D. Request to Appoint an Attorney
There is no absolute constitutional right to a free lawyer in a civil case.” DesRosiers v. Moran, 949 F.2d 15, 23 (1st Cir. 1991). Rather, an indigent pro se litigant is entitled to appointed counsel in a civil case only if he can demonstrate that “exceptional circumstances [are] present such that a denial of counsel [is] likely to result in fundamental unfairness impinging on his due process rights.” Id. “To determine whether there are exceptional circumstances sufficient to warrant the appointment of counsel, a court must examine the total situation, focusing, inter alia, on the merits of the case, the complexity of the legal issues, and the litigant's ability to represent himself.” Id. at 24.
For the reasons discussed above, Anthony fails to make any showing that a denial of his request for the appointment of an attorney would likely result in fundamental unfairness impinging on his due process rights.
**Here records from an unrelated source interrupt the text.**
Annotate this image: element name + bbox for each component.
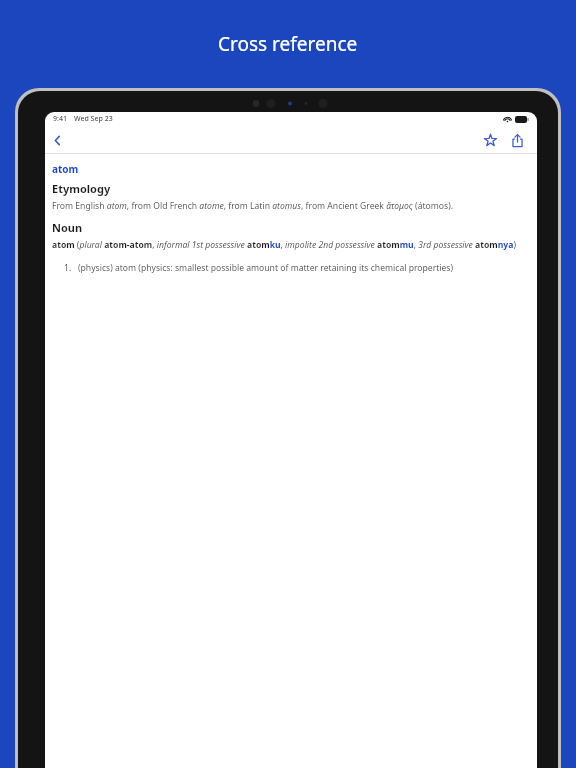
staticText: Etymology — [52, 181, 111, 196]
staticText: Cross reference — [218, 31, 358, 57]
staticText: atom (plural atom-atom, informal 1st pos… — [52, 239, 516, 251]
button[interactable]: atom — [52, 162, 79, 176]
staticText: Wed Sep 23 — [74, 114, 113, 124]
button[interactable]: Back — [46, 129, 68, 151]
button[interactable]: Share — [506, 129, 528, 151]
staticText: 1. — [64, 262, 72, 274]
staticText: (physics) atom (physics: smallest possib… — [78, 262, 454, 274]
button[interactable]: Bookmark — [479, 129, 501, 151]
staticText: From English atom, from Old French atome… — [52, 200, 454, 212]
staticText: Noun — [52, 220, 83, 235]
staticText: atom — [52, 162, 79, 176]
staticText: 9:41 — [53, 114, 67, 124]
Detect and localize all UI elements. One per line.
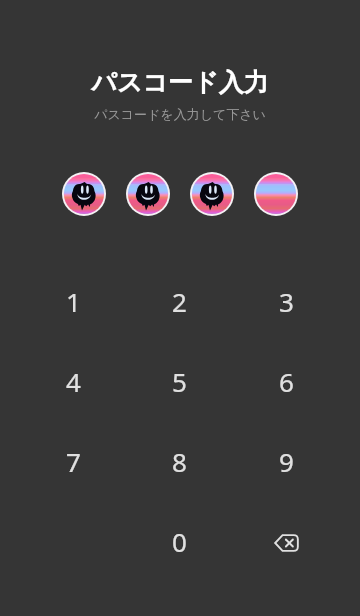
staticText: 2 xyxy=(172,284,187,319)
button[interactable]: 2 xyxy=(126,261,233,341)
button[interactable]: 0 xyxy=(126,501,233,581)
staticText: 6 xyxy=(279,364,294,399)
staticText: 3 xyxy=(279,284,294,319)
staticText: 1 xyxy=(66,284,81,319)
staticText: 0 xyxy=(172,524,187,559)
button[interactable]: 8 xyxy=(126,421,233,501)
button[interactable]: Backspace xyxy=(233,501,340,581)
button[interactable]: 3 xyxy=(233,261,340,341)
staticText: パスコードを入力して下さい xyxy=(0,106,360,122)
button[interactable]: 9 xyxy=(233,421,340,501)
staticText: 7 xyxy=(66,444,81,479)
staticText: 8 xyxy=(172,444,187,479)
staticText: パスコード入力 xyxy=(0,67,360,98)
button[interactable]: 7 xyxy=(20,421,126,501)
button[interactable]: 1 xyxy=(20,261,126,341)
button[interactable]: 5 xyxy=(126,341,233,421)
button[interactable]: 6 xyxy=(233,341,340,421)
staticText: 9 xyxy=(279,444,294,479)
button[interactable]: 4 xyxy=(20,341,126,421)
staticText: 5 xyxy=(172,364,187,399)
staticText: 4 xyxy=(66,364,81,399)
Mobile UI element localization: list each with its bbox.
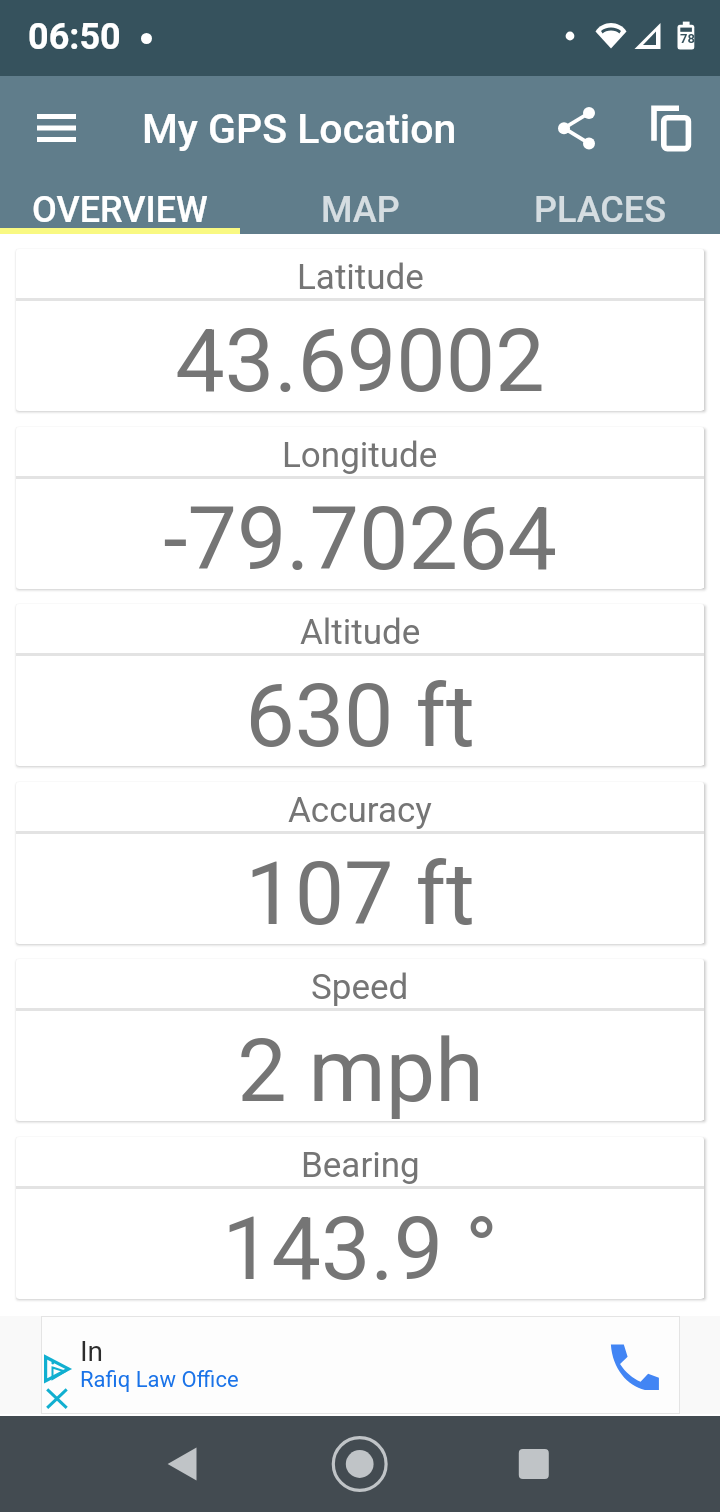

Accordingly, I deny that request.
IV. Conclusion
For the foregoing reasons, I DENY Anthony's request for the appointment of an attorney and recommend that the Court DISMISS his complaint pursuant to 28 U.S.C. § 1915(e)(2)(B).
NOTICE
A party may file objections to those specified portions of a Magistrate Judge's report or proposed findings or recommended decisions entered pursuant to 28 U.S.C. § 636(b)(1)(B) for which de novo review by the District Court is sought, together with a supporting memorandum, within fourteen (14) days after being served with a copy thereof. A responsive memorandum shall be filed within fourteen (14) days after the filing of the objection.
Failure to file a timely objection shall constitute a waiver of the right to de novo review by the District Court and to appeal the District Court's order.